The United States Colored Troops made up over ten percent of the Union or Northern Army even though they were prohibited from joining until July 1862, fifteen months into the war. They comprised twenty-five percent of the Union navy, yet only one percent of the Northern population was African American. Clearly overrepresented in the military, African Americans played a decisive role in the Civil War.

In July of 1862, Congress passed the Militia Act of 1862. It had become an “indispensable military necessity” to call on America’s African descent population to help save the Union. A few weeks after President Lincoln signed the legislation on July 17, 1862, free men of color joined volunteer regiments in Illinois and New York. Such men would go on to fight in some of the most noted campaigns and battles of the war to include, Antietam, Vicksburg, Gettysburg, and Sherman’s Atlanta Campaign.

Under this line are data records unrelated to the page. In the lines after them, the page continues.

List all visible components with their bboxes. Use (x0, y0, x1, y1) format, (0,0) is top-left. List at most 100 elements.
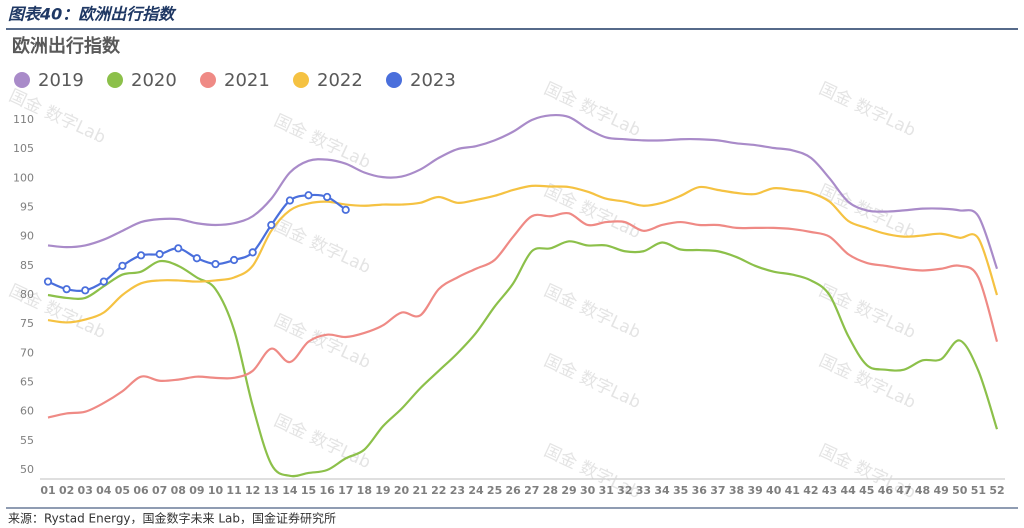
x-tick-label: 15 (301, 484, 316, 497)
x-tick-label: 52 (989, 484, 1004, 497)
x-tick-label: 47 (896, 484, 911, 497)
point (81, 286, 90, 295)
legend-label: 2021 (224, 70, 270, 91)
point (118, 261, 127, 270)
y-tick-label: 70 (20, 346, 34, 359)
legend-swatch (14, 72, 30, 88)
y-tick-label: 90 (20, 230, 34, 243)
x-tick-label: 08 (171, 484, 186, 497)
x-tick-label: 07 (152, 484, 167, 497)
x-tick-label: 18 (357, 484, 372, 497)
x-tick-label: 20 (394, 484, 410, 497)
x-tick-label: 25 (487, 484, 502, 497)
x-tick-label: 28 (543, 484, 558, 497)
x-tick-label: 19 (375, 484, 390, 497)
legend-label: 2020 (131, 70, 177, 91)
watermark: 国金 数字Lab (271, 111, 374, 173)
point (136, 251, 146, 260)
x-tick-label: 05 (115, 484, 130, 497)
legend-swatch (386, 72, 402, 88)
x-tick-label: 13 (264, 484, 279, 497)
x-tick-label: 50 (952, 484, 968, 497)
y-tick-label: 105 (13, 142, 34, 155)
y-tick-label: 75 (20, 317, 34, 330)
point (285, 196, 295, 205)
point (192, 254, 201, 263)
point (174, 244, 183, 253)
x-tick-label: 32 (617, 484, 632, 497)
point (341, 205, 350, 214)
watermark: 国金 数字Lab (816, 79, 919, 141)
x-tick-label: 51 (971, 484, 986, 497)
point (323, 192, 332, 202)
x-tick-label: 17 (338, 484, 353, 497)
x-tick-label: 21 (413, 484, 428, 497)
watermark: 国金 数字Lab (541, 351, 644, 413)
x-tick-label: 49 (934, 484, 949, 497)
x-tick-label: 31 (599, 484, 614, 497)
watermark: 国金 数字Lab (271, 216, 374, 278)
x-tick-label: 04 (96, 484, 112, 497)
watermark: 国金 数字Lab (271, 311, 374, 373)
legend-label: 2023 (410, 70, 456, 91)
y-tick-label: 60 (20, 405, 34, 418)
x-tick-label: 03 (78, 484, 93, 497)
y-tick-label: 55 (20, 434, 34, 447)
y-tick-label: 80 (20, 288, 34, 301)
source: 来源：Rystad Energy，国金数字未来 Lab，国金证券研究所 (8, 511, 336, 526)
legend-label: 2022 (317, 70, 363, 91)
point (229, 255, 239, 265)
x-tick-label: 33 (636, 484, 651, 497)
point (248, 248, 257, 257)
chart-title: 欧洲出行指数 (12, 35, 121, 57)
series-line (47, 240, 999, 478)
x-tick-label: 45 (859, 484, 874, 497)
x-tick-label: 14 (282, 484, 298, 497)
x-tick-label: 29 (561, 484, 576, 497)
x-tick-label: 36 (692, 484, 708, 497)
x-tick-label: 43 (822, 484, 837, 497)
x-tick-label: 35 (673, 484, 688, 497)
point (62, 285, 71, 294)
watermark: 国金 数字Lab (816, 281, 919, 343)
y-tick-label: 100 (13, 171, 34, 184)
x-tick-label: 38 (729, 484, 744, 497)
legend-swatch (293, 72, 309, 88)
x-tick-label: 10 (208, 484, 224, 497)
x-tick-label: 02 (59, 484, 74, 497)
x-tick-label: 37 (710, 484, 725, 497)
x-tick-label: 42 (803, 484, 818, 497)
legend-label: 2019 (38, 70, 84, 91)
x-tick-label: 41 (785, 484, 800, 497)
point (99, 277, 108, 286)
y-tick-label: 85 (20, 259, 34, 272)
x-tick-label: 30 (580, 484, 596, 497)
series-line (47, 113, 999, 270)
point (43, 277, 53, 286)
legend-swatch (200, 72, 216, 88)
legend-swatch (107, 72, 123, 88)
x-tick-label: 16 (319, 484, 335, 497)
x-tick-label: 12 (245, 484, 260, 497)
x-tick-label: 34 (654, 484, 670, 497)
x-tick-label: 46 (878, 484, 894, 497)
point (155, 250, 164, 259)
y-tick-label: 50 (20, 463, 34, 476)
x-tick-label: 24 (468, 484, 484, 497)
point (267, 220, 276, 230)
y-tick-label: 95 (20, 200, 34, 213)
x-tick-label: 40 (766, 484, 782, 497)
x-tick-label: 22 (431, 484, 446, 497)
x-tick-label: 44 (840, 484, 856, 497)
x-tick-label: 11 (226, 484, 241, 497)
header: 图表40：欧洲出行指数 (8, 5, 177, 24)
y-tick-label: 110 (13, 113, 34, 126)
x-tick-label: 06 (133, 484, 149, 497)
x-tick-label: 09 (189, 484, 204, 497)
watermark: 国金 数字Lab (541, 181, 644, 243)
x-tick-label: 48 (915, 484, 930, 497)
x-tick-label: 27 (524, 484, 539, 497)
watermark: 国金 数字Lab (541, 281, 644, 343)
series-line (47, 211, 999, 419)
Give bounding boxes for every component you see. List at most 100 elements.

On September 27, 1862, the first regiment to become a United States Colored Troops (USCT) regiment was officially brought into the Union army. All the captains and lieutenants in this Louisiana regiment were men of African descent. The regiment was immediately assigned combat duties, and it captured Donaldsonville, Louisiana on October 27, 1862. Before the Emancipation Proclamation was issued, two more African descent regiments from Kansas and South Carolina would demonstrate their prowess in combat.

After the Emancipation Proclamation was issued on January 1, 1863, the War Department publicly authorized the recruiting of African Americans. The first regiment raised with such authority was the 54th Massachusetts Infantry. (Leading many to report that it was the first African descent regiment.) By the end of 1863, General Ulysses S. Grant viewed the African descent population armed with the Proclamation as a “powerful ally.”

African Americans fought in every major campaign and battle during the last two years of the war earning twenty-five Medals of Honor. USCT regiments captured Charleston, the Cradle of Secession, and Richmond, the capital of the Confederacy. Lincoln recognized their contributions. He declared, “Without the military help of the black freedmen, the war against the South could not have been won.” And without the Emancipation Proclamation, these soldiers and sailors would have had little reason to fight for the Union.

Source: https://www.afroamcivilwar.org/usct#:~:text=On%20September%2027%2C%201862%2C%20the,were%20men%20of%20African%20descent.

Washington DC BLACK RESIDENCES in 1862

Some facts about Washington in 1860. The city’s population in that year was 61,122. There were 1,774 slaves, 9,209 free blacks, and 50,139 whites. The city had seven wards.

In 1862, in the District of Columbia – 3,269 free African Americans joined the USCT (more than 33% of all the free African Americans living in the city).

Source:

A Blueprint for Change: The Black Community in Washington, D. C., 1860-1870, Melvin R. Williams

95 years later, WASHINGTON DC became CHOCOLATE CITY.

The District of Columbia became the first majority Black major city in the United States in 1957. Black Americans have officially been the District’s largest racial group since the 1960 Census. In 1970, 71.1% of the population identified as Black.  As the Black population grew, it subsequently became known as the nation’s “Chocolate City,” a name conferred by a popular funk song (Chocolate City- Parliament-Funkadelic) shortly after the passage of the District of Columbia’s Home Rule Act in 1973. The Chocolate City title was proudly embraced by Washingtonians, but in recent years the number of European Americans in the District has increased (38% as of 2020, compared to less than 42% Black DC population). DC is more of mocha city, than chocolate these days.